»Lockdown-Lyrik! Quarantäne querdenken – etwas ernst zu nehmen heißt nicht, sich davon unterkriegen zu lassen« ist eine Online-Sammlung von Gedichten, die sich mit der Corona-Krise befassen. Es darf uns die Sprache nicht verschlagen! In loser Folge erscheinen neue Episoden der von Alex Dreppec, Jan-Eike Hornauer und Fritz Deppert herausgegebenen Anthologie.
Sigune Schnabel
Nur geträumt
Die Kinder haben Köpfe
unter den Füßen.
Sie kommen am Morgen
und hängen Lupinen
in Kränzen über mein Wort.
Auf Zimmer drei liegt die Sehnsucht
kalkweiß.
Nachmittags geht sie über den Gang,
drei Schritte hin, drei zurück.
Zwischen den Infusionen trägt sie
einen grünen Mantel.
Morgen bringe ich ihr
meinen letzten Schal.
© Sigune Schnabel, Düsseldorf
Unser Anliegen ist es in jedem Fall, zu einem Mehr an Besonnenheit beizutragen, zu versöhnen statt zu spalten. Mit Sorge sehen wir überharte Diskussionen, wie sie derzeit online, aber auch offline zu häufig geführt werden. Klar ist uns: Es gehört zu einer Demokratie dazu, Konflikte auszutragen. Aber wir insistieren auch hierauf: Es ist ebenso unerlässlich, sich des Gemeinsamen, Verbindenden bewusst zu sein und zu werden sowie respektvoll miteinander umzugehen.
Uns ist bewusst, dass bereits der Ansatz, zur Corona-Pandemie eine Lyrik-Online-Anthologie herauszugeben, ihre Auswirkungen zeitnah lyrisch zu behandeln, und dies aus verschiedenen Perspektiven sowie in unterschiedlichen Tonlagen, als Provokation aufgefasst werden kann. So ist diese Sammlung keineswegs gemeint. Ihr Thema an sich ist jedoch eben hochemotional besetzt.
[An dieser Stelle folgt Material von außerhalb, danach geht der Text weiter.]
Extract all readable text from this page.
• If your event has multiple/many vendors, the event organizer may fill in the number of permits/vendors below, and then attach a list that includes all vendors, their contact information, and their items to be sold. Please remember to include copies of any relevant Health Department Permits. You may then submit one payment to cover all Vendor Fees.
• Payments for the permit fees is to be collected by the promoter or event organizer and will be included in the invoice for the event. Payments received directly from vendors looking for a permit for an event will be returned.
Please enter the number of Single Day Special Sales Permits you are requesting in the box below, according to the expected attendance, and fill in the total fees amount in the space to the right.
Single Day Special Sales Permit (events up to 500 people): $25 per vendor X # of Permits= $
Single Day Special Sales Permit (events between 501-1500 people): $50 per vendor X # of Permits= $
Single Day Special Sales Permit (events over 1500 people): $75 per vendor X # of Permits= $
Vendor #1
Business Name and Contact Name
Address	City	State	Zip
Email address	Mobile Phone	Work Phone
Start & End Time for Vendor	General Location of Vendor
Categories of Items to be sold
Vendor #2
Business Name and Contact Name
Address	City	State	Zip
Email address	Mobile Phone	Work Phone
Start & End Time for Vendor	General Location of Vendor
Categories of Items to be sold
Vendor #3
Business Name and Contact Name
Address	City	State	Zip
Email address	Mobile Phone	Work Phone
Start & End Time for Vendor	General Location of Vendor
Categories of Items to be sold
Für uns, die Herausgeber der Reihe, bleibt trotzdem und gerade deshalb wichtig: Wir wollen Brücken bauen, Perspektiven weiten, der ungewohnten Situation mit poetischen Mitteln und im gemeinschaftlichen Sinne begegnen.
Bleiben Sie gesund!
Alex Dreppec, Jan-Eike Hornauer, Fritz Deppert
PS: Alle bereits geposteten Folgen von »Lockdown-Lyrik! Quarantäne querdenken – etwas ernst zu nehmen heißt nicht, sich davon unterkriegen zu lassen« finden Sie hier. In loser, jedoch zügiger Folge wird die Sammlung erweitert.
Liebe Sigune Schnabel, hier eine kleine Entgegnung mit Herzensdank für den gegebenen “nur geträumt”en Anlass! Sofie Steinfest (aka Morin)
Fiebertraum
Lange habe ich nicht
hinter mein Begehren geschaut.
Jetzt aber
mit dir ganz nah immer ganz nah
finde ich mich kaum noch
bei uns zurecht.
In diesen stotternden Gängen
die wir geworden sind
sehenden Auges
eingeschlossen
in unsere Absonderung.
Das habe ich nicht gewollt.
Im Wandfernseher klaffen
rechts die fieberhaften Tiraden
links die wunschlosen Delfingesänge.
Das ist draußen.
Hier die Stationsschwester die nickt
wie der Dackel hinter der Heckscheibe.